Es posible que sea mejor emplear el término
“torpeza” al referirnos a la ineptitud de la especie humana para valerse por sí
misma. Sin embargo, creo que el término “torpe” no tiene la misma sonoridad que
el de “estúpido”, ni implica el suficiente grado de incapacidad de la persona
para desarrollarse como tal. Efectivamente, el ser humano es un ser estúpido
que posee numerosas capacidades deficientes para su supervivencia en el medio
ambiente. Con todo ese gran listado de cualidades imperfectas, aún y todo, ha
sido capaz de convertirse en el “amo” de la creación hasta el punto de
considerarse con el suficiente derecho como para destrozarlo a su antojo. Otra
muestra más de la estupidez humana: un largo proceso evolutivo que se ha
prolongado durante cientos de miles de años cuyo único objetivo potencial, por
el momento y teniendo en cuenta los precedentes, es la autodestrucción.
Puede ser que uno de los aspectos o agentes
definitorios del ser humano respecto a otras especies animales es que somos
capaces de demostrar nuestra estupidez a primeras de cambio. Además, la
estupidez contiene en sí misma una propiedad de encadenamiento que posibilita
que cualquier majadería fruto de la evolución humana sea capaz de generar otra del
mismo grado o superior a aquella. Esta sucesión o concatenación de tonterías
humanas puede multiplicarse ad infinitum.
Nuestro primer factor de estupidez humana surge con
nosotros mismos y nos acompaña desde nuestra más tierna infancia. Es nuestra
posición bípeda la que condiciona un canal del parto especialmente estrecho en
la población femenina. Es decir, al adoptar la posición erguida el
“reordenamiento” del sistema óseo y demás casquería propia del cuerpo provocan
una reducción de la capacidad “de paso” del canal del parto. Evidentemente, la
naturaleza, en sus sabios designios, solucionó el desaguisado provocado por la
propensión humana a caminar de pie, ya sea para otear mejor la procelosa sabana
africana o por lo qué sea en última instancia lo que nos llevó a abandonar el
árbol y aventurarnos en tierra firme. La solución es simple: el periodo de
gestación de nuestras crías se acorta considerablemente; de esta manera, al
nacer, el no formado cráneo del bebé puede adaptarse al paso por el estrecho camino
que le llevará a la luz. De ahí esa extraña forma de las cabecitas de las crías
humanas.
Si la solución parecía ingeniosa, no estaba exenta
de problemas. Al precipitarse el periodo de gestación la cría humana, homínida
o pre – homínida según el periodo en cuestión, veía la luz del sol más pronto
de lo que debería. En otras palabras, el bollo no había pasado suficiente
tiempo en el horno y el proceso de formación del feto no se había completado
(si esto pasase, el cráneo ya formado del niño o niña en cuestión no pasaría
por el canal del parto). En definitiva, el recién nacido homínido era arrojado
al caluroso suelo de la sabana africana sin defensa alguna posible. La única
respuesta que la evolución humana fue capaz de ofrecer consistía en la
formación de una familia en la que la hembra de la especie contaría con la
protección del macho (o viceversa) y el bebé pre – homínido, homínido o humano
en cuestión podría ser criado sin miedo a ser plato tierno de alguno de los
salvajes animales que por entonces campaban a sus anchas por la sabana.

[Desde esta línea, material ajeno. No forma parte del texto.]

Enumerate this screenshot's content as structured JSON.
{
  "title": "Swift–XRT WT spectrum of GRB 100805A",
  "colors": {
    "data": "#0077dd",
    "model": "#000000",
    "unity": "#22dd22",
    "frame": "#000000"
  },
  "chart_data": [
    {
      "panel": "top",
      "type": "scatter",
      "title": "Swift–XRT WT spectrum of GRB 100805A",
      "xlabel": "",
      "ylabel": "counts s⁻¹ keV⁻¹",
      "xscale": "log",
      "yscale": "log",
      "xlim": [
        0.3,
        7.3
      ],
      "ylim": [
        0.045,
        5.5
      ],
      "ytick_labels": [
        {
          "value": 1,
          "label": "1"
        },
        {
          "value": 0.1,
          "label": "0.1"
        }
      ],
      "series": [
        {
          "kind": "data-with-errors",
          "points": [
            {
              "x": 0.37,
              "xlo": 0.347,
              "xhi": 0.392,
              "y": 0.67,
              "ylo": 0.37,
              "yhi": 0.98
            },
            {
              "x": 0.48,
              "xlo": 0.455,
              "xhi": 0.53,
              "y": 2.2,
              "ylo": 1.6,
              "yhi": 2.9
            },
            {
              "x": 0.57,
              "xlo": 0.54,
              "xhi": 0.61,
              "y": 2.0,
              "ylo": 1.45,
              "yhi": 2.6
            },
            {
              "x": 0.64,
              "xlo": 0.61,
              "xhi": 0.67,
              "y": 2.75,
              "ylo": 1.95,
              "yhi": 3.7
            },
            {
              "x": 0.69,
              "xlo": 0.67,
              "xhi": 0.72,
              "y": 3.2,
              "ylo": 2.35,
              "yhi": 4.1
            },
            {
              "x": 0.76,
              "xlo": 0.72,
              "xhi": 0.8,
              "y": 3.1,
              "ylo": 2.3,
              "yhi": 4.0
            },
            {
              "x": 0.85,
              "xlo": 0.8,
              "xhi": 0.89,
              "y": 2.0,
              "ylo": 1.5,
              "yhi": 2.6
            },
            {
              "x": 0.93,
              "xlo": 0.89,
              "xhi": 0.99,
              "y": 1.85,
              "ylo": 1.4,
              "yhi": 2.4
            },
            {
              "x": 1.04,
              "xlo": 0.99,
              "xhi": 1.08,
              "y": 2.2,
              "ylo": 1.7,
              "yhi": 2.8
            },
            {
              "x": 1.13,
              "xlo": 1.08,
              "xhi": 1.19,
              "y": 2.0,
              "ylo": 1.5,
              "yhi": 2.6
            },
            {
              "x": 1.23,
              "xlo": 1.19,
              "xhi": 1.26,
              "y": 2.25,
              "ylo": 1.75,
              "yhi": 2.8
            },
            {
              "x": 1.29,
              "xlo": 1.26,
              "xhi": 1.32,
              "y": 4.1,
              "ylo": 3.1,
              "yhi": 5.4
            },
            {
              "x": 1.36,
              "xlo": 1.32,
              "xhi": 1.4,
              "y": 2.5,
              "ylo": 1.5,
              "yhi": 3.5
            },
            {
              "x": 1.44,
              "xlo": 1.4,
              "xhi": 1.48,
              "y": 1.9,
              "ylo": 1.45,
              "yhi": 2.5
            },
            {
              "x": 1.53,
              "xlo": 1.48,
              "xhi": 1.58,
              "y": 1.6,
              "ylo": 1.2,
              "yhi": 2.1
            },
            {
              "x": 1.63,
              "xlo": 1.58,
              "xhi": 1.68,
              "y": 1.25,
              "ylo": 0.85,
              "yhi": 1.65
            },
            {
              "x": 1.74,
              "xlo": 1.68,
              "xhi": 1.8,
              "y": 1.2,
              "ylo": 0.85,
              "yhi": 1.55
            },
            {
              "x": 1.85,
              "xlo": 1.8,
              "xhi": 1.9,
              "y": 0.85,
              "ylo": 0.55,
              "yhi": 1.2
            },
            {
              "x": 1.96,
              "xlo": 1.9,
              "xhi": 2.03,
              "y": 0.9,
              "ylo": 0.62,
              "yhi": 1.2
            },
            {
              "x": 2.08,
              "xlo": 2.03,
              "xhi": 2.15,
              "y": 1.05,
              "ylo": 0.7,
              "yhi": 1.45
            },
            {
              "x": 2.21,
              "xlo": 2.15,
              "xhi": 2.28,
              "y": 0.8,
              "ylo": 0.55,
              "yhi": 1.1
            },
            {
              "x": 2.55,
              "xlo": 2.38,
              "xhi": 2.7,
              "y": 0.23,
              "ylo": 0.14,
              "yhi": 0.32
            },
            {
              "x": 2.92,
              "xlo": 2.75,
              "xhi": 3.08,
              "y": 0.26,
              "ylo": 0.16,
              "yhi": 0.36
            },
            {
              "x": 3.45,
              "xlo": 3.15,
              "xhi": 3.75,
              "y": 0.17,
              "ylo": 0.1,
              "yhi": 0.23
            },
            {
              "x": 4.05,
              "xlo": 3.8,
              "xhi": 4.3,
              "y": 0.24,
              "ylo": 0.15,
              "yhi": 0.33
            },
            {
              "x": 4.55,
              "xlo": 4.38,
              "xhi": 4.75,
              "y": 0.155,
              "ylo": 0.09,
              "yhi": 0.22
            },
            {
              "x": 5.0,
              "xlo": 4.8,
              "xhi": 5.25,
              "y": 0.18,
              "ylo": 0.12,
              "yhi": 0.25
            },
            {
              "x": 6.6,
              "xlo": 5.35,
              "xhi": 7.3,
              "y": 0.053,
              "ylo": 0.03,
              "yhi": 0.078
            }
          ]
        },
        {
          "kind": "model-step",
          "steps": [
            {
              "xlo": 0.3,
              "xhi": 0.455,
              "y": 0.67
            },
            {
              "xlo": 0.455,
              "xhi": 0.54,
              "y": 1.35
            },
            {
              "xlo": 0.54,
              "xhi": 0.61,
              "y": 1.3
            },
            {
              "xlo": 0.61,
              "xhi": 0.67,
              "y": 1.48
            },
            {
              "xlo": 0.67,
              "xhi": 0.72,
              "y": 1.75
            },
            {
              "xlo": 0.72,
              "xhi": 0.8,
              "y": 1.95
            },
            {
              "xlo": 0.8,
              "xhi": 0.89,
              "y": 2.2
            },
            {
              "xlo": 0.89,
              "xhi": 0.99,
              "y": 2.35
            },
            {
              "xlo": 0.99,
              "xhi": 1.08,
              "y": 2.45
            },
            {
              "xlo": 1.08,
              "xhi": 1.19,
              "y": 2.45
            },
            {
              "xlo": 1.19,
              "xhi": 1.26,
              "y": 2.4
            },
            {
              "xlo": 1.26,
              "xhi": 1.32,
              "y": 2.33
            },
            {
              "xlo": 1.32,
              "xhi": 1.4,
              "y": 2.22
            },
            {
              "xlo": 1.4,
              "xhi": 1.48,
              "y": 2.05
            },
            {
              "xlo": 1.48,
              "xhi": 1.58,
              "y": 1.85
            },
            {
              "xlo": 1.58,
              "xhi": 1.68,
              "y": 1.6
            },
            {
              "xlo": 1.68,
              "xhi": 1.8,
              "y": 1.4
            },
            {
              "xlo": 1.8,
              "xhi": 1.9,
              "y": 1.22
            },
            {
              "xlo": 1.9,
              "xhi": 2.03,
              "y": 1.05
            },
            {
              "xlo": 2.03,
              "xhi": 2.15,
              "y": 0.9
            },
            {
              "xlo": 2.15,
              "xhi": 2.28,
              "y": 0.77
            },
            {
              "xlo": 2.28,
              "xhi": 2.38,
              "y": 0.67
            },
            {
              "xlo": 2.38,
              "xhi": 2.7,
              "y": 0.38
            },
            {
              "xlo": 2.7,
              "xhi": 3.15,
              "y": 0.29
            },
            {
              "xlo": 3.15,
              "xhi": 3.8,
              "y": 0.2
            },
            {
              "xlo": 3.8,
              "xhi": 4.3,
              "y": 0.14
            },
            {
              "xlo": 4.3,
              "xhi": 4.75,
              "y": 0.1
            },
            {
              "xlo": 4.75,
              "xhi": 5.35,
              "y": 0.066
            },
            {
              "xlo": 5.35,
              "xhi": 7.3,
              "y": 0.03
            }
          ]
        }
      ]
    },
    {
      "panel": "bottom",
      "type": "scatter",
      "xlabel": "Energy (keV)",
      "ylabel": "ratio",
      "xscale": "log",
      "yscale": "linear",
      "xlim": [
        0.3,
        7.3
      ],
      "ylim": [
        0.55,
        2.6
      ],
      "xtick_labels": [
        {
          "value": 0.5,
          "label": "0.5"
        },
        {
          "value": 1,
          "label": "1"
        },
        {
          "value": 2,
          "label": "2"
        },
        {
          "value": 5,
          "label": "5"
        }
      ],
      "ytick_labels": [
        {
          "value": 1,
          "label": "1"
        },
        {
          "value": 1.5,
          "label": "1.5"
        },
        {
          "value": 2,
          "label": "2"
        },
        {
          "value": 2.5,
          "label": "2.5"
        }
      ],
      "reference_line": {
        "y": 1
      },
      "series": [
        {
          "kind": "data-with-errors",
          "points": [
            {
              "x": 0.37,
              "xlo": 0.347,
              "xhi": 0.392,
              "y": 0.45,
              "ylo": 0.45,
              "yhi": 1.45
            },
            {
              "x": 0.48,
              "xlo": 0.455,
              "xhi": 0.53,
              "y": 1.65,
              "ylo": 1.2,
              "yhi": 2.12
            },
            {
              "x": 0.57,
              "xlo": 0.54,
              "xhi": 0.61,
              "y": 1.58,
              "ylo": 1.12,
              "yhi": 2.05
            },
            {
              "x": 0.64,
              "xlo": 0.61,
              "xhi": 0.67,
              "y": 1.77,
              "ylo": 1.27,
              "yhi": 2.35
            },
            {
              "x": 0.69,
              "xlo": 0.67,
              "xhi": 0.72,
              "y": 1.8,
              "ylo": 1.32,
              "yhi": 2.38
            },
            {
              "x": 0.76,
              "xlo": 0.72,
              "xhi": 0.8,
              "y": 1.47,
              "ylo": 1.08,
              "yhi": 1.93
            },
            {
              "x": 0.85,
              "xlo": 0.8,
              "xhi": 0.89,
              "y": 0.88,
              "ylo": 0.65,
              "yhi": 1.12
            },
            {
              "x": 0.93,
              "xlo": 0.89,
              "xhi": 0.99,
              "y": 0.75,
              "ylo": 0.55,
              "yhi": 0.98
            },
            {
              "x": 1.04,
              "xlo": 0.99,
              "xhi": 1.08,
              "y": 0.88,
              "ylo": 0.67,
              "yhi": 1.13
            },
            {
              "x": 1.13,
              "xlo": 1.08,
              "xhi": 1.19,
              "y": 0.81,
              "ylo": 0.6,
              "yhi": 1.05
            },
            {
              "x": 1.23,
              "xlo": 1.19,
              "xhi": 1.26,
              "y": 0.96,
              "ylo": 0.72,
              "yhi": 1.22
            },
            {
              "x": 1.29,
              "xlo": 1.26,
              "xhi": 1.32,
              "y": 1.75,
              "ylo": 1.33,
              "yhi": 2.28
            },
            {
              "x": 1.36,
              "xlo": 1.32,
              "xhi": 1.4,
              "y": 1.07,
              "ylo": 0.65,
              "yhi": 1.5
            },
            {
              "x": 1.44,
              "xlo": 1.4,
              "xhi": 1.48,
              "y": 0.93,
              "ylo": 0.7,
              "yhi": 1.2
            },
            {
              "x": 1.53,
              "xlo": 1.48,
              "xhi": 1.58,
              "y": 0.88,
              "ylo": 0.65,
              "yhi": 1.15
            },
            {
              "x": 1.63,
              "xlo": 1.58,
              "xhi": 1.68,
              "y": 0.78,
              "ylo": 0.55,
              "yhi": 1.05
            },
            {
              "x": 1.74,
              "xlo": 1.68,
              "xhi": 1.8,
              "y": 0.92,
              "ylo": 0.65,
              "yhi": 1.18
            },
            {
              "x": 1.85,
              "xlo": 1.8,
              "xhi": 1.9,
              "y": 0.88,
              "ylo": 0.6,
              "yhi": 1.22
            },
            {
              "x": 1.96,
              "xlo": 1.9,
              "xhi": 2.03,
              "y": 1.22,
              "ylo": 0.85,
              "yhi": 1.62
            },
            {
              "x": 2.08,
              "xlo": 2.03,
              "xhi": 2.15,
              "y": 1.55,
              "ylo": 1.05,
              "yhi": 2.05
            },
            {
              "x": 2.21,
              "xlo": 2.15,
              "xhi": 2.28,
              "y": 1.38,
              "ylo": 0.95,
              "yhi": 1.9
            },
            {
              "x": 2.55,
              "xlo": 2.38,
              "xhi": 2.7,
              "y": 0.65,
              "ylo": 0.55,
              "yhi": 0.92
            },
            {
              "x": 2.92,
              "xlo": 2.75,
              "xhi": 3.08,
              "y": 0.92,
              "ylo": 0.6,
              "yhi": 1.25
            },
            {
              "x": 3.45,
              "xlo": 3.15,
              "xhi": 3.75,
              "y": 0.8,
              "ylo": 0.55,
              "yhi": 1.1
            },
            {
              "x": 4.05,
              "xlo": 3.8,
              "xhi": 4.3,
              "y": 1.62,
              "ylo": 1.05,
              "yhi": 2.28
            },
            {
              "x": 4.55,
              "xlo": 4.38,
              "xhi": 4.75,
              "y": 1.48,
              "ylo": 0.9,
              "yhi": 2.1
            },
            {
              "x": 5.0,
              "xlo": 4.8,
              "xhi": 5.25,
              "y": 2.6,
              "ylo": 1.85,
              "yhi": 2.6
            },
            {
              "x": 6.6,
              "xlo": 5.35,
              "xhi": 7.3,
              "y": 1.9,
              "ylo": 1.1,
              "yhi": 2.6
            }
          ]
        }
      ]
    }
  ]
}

Nacía así esa institución tan arraigada en cualquier
cultura humana: la familia. Pues bien, evidentemente ante la solución planteada
al problema de la cría sin formar que a su vez era producto de una gestación
insuficiente concebida para poder resolver el entuerto derivado de la
bipedestación, la familia pronto se iba a encontrar en peligro. De ahí a la
sociedad, al trabajo mal remunerado en el mejor de los casos, a las hipotecas
basura y a la prima de riesgo, hay un paso. Triste pero cierto, la estupidez
humana es la verdadera clave evolutiva.